The Great Charter’s influence today has spread to every continent. As the British Empire broke up during more recent times, the newly independent Commonwealth nations founded their legal systems on English common law. Canada, Australia and India, for example, all acknowledge the inspiration of Magna Carta in their constitutions. And perhaps the most surprising places for the Great Charter to turn up are Germany and Japan- two countries which directly suffered authoritarian governments during the Second World War, and where Magna Carta is now taught in schools.

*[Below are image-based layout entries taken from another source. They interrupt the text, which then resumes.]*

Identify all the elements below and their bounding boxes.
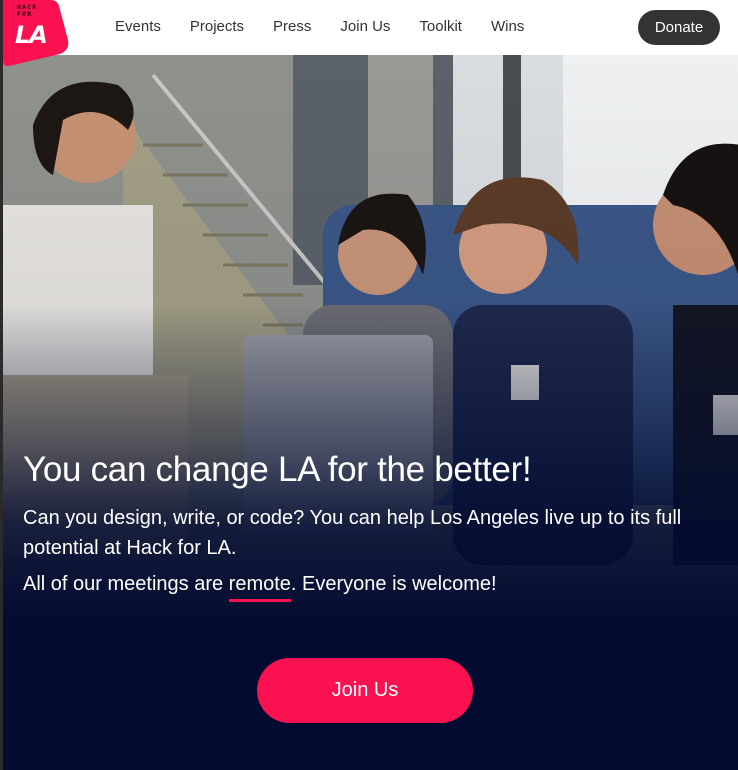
hack-for-la-logo[interactable]: HACK FOR LA [3, 0, 69, 66]
join-us-button[interactable]: Join Us [257, 658, 473, 723]
logo-text-la: LA [15, 21, 48, 49]
nav-toolkit[interactable]: Toolkit [419, 18, 462, 35]
site-header: HACK FOR LA Events Projects Press Join Us… [3, 0, 738, 66]
hero-headline: You can change LA for the better! [23, 450, 532, 489]
meetings-prefix: All of our meetings are [23, 573, 229, 595]
nav-join-us[interactable]: Join Us [340, 18, 390, 35]
hero-meetings-text: All of our meetings are remote. Everyone… [23, 573, 497, 602]
remote-highlight: remote [228, 573, 292, 602]
main-nav: Events Projects Press Join Us Toolkit Wi… [115, 18, 553, 35]
meetings-suffix: . Everyone is welcome! [290, 573, 497, 595]
donate-button[interactable]: Donate [638, 10, 720, 45]
page: HACK FOR LA Events Projects Press Join Us… [0, 0, 738, 770]
nav-projects[interactable]: Projects [190, 18, 244, 35]
nav-press[interactable]: Press [273, 18, 311, 35]
nav-wins[interactable]: Wins [491, 18, 524, 35]
logo-text-small: HACK FOR [17, 3, 38, 18]
nav-events[interactable]: Events [115, 18, 161, 35]
hero-subtitle: Can you design, write, or code? You can … [23, 507, 682, 559]
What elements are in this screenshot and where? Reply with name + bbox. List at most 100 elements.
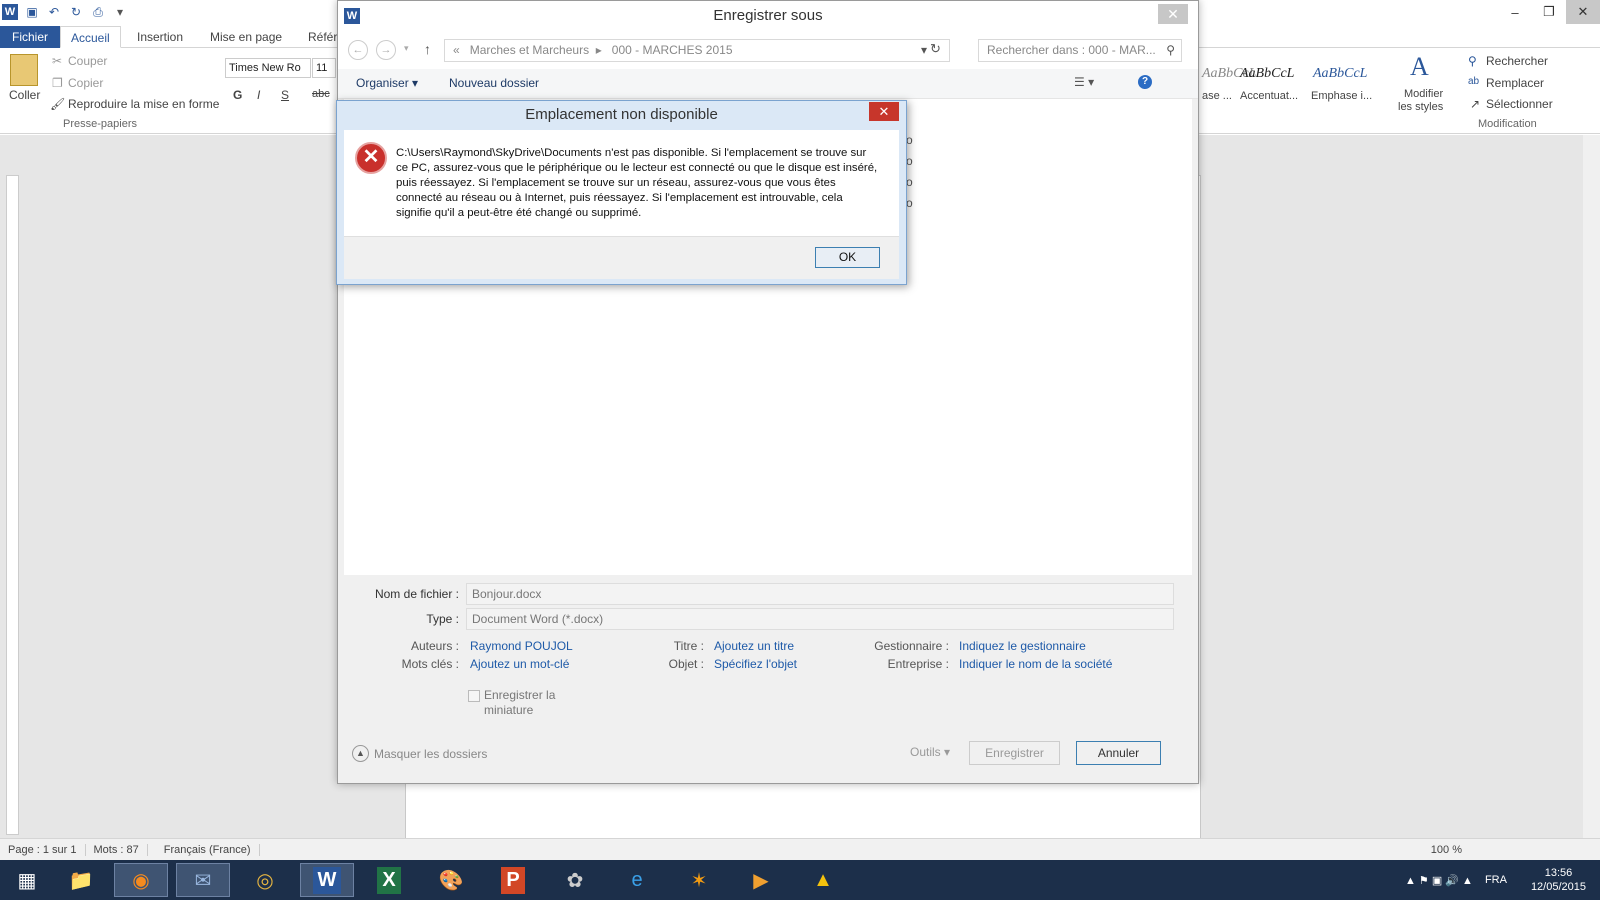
address-bar[interactable]: « Marches et Marcheurs ▸ 000 - MARCHES 2… xyxy=(444,39,950,62)
copy-icon: ❐ xyxy=(52,76,63,90)
language-status[interactable]: Français (France) xyxy=(156,843,260,856)
avast-icon[interactable]: ✶ xyxy=(672,863,726,897)
taskbar: ▦ 📁 ◉ ✉ ◎ W X 🎨 P ✿ e ✶ ▶ ▲ xyxy=(0,860,1600,900)
page-count[interactable]: Page : 1 sur 1 xyxy=(0,843,86,856)
title-value[interactable]: Ajoutez un titre xyxy=(714,639,794,653)
tab-home[interactable]: Accueil xyxy=(60,26,121,48)
powerpoint-icon[interactable]: P xyxy=(486,863,540,897)
copy-button[interactable]: Copier xyxy=(68,76,103,90)
select-button[interactable]: Sélectionner xyxy=(1486,97,1553,111)
google-drive-icon[interactable]: ▲ xyxy=(796,863,850,897)
help-icon[interactable]: ? xyxy=(1138,75,1152,89)
chrome-icon[interactable]: ◎ xyxy=(238,863,292,897)
ie-icon[interactable]: e xyxy=(610,863,664,897)
font-size-value: 11 xyxy=(316,62,328,74)
thunderbird-icon[interactable]: ✉ xyxy=(176,863,230,897)
italic-button[interactable]: I xyxy=(257,88,260,102)
subject-value[interactable]: Spécifiez l'objet xyxy=(714,657,797,671)
underline-button[interactable]: S xyxy=(281,88,289,102)
style-preview-2[interactable]: AaBbCcL xyxy=(1240,66,1294,82)
save-dialog-close-button[interactable]: ✕ xyxy=(1158,4,1188,24)
type-select[interactable]: Document Word (*.docx) xyxy=(466,608,1174,630)
font-size-select[interactable]: 11 xyxy=(312,58,336,78)
error-message-line: C:\Users\Raymond\SkyDrive\Documents n'es… xyxy=(396,147,867,159)
restore-button[interactable]: ❐ xyxy=(1532,0,1566,24)
font-name-select[interactable]: Times New Ro xyxy=(225,58,311,78)
modify-styles-line1[interactable]: Modifier xyxy=(1404,88,1443,100)
organize-label: Organiser xyxy=(356,76,409,90)
error-dialog-title: Emplacement non disponible xyxy=(525,106,718,123)
address-dropdown-icon[interactable]: ▾ xyxy=(921,40,927,61)
tab-layout[interactable]: Mise en page xyxy=(200,26,292,48)
clock-date: 12/05/2015 xyxy=(1530,881,1586,893)
paint-icon[interactable]: 🎨 xyxy=(424,863,478,897)
error-dialog-footer: OK xyxy=(344,236,899,279)
find-button[interactable]: Rechercher xyxy=(1486,54,1548,68)
forward-button[interactable]: → xyxy=(376,40,396,60)
hide-folders-icon[interactable]: ▲ xyxy=(352,745,369,762)
replace-button[interactable]: Remplacer xyxy=(1486,76,1544,90)
thumbnail-checkbox[interactable] xyxy=(468,690,480,702)
input-language[interactable]: FRA xyxy=(1485,874,1507,886)
paste-button[interactable]: Coller xyxy=(9,88,40,102)
cancel-button[interactable]: Annuler xyxy=(1076,741,1161,765)
breadcrumb-overflow[interactable]: « xyxy=(453,43,460,57)
aperture-app-icon[interactable]: ✿ xyxy=(548,863,602,897)
close-button[interactable]: ✕ xyxy=(1566,0,1600,24)
breadcrumb-folder2[interactable]: 000 - MARCHES 2015 xyxy=(612,43,733,57)
save-icon[interactable]: ▣ xyxy=(24,4,40,20)
view-icon[interactable]: ☰ ▾ xyxy=(1074,75,1094,89)
zoom-level[interactable]: 100 % xyxy=(1423,844,1470,856)
clock[interactable]: 13:56 12/05/2015 xyxy=(1531,866,1586,894)
filename-input[interactable]: Bonjour.docx xyxy=(466,583,1174,605)
scissors-icon: ✂ xyxy=(52,54,63,68)
word-count[interactable]: Mots : 87 xyxy=(86,843,148,856)
redo-icon[interactable]: ↻ xyxy=(68,4,84,20)
media-player-icon[interactable]: ▶ xyxy=(734,863,788,897)
word-icon[interactable]: W xyxy=(2,4,18,20)
excel-icon[interactable]: X xyxy=(362,863,416,897)
keywords-value[interactable]: Ajoutez un mot-clé xyxy=(470,657,569,671)
start-icon[interactable]: ▦ xyxy=(0,863,54,897)
clipboard-group-label: Presse-papiers xyxy=(63,118,137,130)
back-button[interactable]: ← xyxy=(348,40,368,60)
refresh-icon[interactable]: ↻ xyxy=(930,41,941,57)
undo-icon[interactable]: ↶ xyxy=(46,4,62,20)
cut-button[interactable]: Couper xyxy=(68,54,107,68)
tools-label: Outils xyxy=(910,745,941,759)
style-preview-3[interactable]: AaBbCcL xyxy=(1313,66,1367,82)
paste-icon[interactable] xyxy=(10,54,38,86)
format-painter-button[interactable]: Reproduire la mise en forme xyxy=(68,97,219,111)
organize-button[interactable]: Organiser ▾ xyxy=(356,76,418,90)
modify-styles-line2[interactable]: les styles xyxy=(1398,101,1443,113)
tab-file[interactable]: Fichier xyxy=(0,26,61,48)
firefox-icon[interactable]: ◉ xyxy=(114,863,168,897)
error-dialog-close-button[interactable]: ✕ xyxy=(869,102,899,121)
tray-icons[interactable]: ▲ ⚑ ▣ 🔊 ▲ xyxy=(1405,874,1473,887)
error-icon: ✕ xyxy=(355,142,387,174)
search-input[interactable]: Rechercher dans : 000 - MAR... ⚲ xyxy=(978,39,1182,62)
recent-locations-icon[interactable]: ▾ xyxy=(404,43,409,54)
authors-value[interactable]: Raymond POUJOL xyxy=(470,639,573,653)
command-bar: Organiser ▾ Nouveau dossier ☰ ▾ ? xyxy=(338,69,1198,99)
tab-insert[interactable]: Insertion xyxy=(127,26,193,48)
word-taskbar-icon[interactable]: W xyxy=(300,863,354,897)
explorer-icon[interactable]: 📁 xyxy=(54,863,108,897)
vertical-scrollbar[interactable] xyxy=(1583,135,1600,838)
company-value[interactable]: Indiquer le nom de la société xyxy=(959,657,1112,671)
hide-folders-button[interactable]: Masquer les dossiers xyxy=(374,747,487,761)
up-button[interactable]: ↑ xyxy=(424,41,431,57)
minimize-button[interactable]: – xyxy=(1498,0,1532,24)
tools-button[interactable]: Outils ▾ xyxy=(910,745,950,759)
bold-button[interactable]: G xyxy=(233,88,242,102)
save-button[interactable]: Enregistrer xyxy=(969,741,1060,765)
manager-value[interactable]: Indiquez le gestionnaire xyxy=(959,639,1086,653)
thumbnail-label-line2: miniature xyxy=(484,703,534,717)
strikethrough-button[interactable]: abc xyxy=(312,88,330,100)
breadcrumb-folder1[interactable]: Marches et Marcheurs xyxy=(470,43,589,57)
print-icon[interactable]: ⎙ xyxy=(90,4,106,20)
customize-qat-icon[interactable]: ▾ xyxy=(112,4,128,20)
clock-time: 13:56 xyxy=(1544,867,1573,879)
new-folder-button[interactable]: Nouveau dossier xyxy=(449,76,539,90)
ok-button[interactable]: OK xyxy=(815,247,880,268)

But the Great Charter’s most potent legacy lies in these three simple syllables: ‘due process’ - the words first used in the 1354 Magna Carta. Today barely a second goes by but that someone somewhere on earth isn’t using this phrase to challenge their boss when he threatens to fire them, to complain about an over-officious bureaucrat, or to object to a parking fine.

From defender of the privileges of a handful of English medieval aristocrats, to the world’s watchword of fairness and justice, Magna Carta has lived an extraordinary life.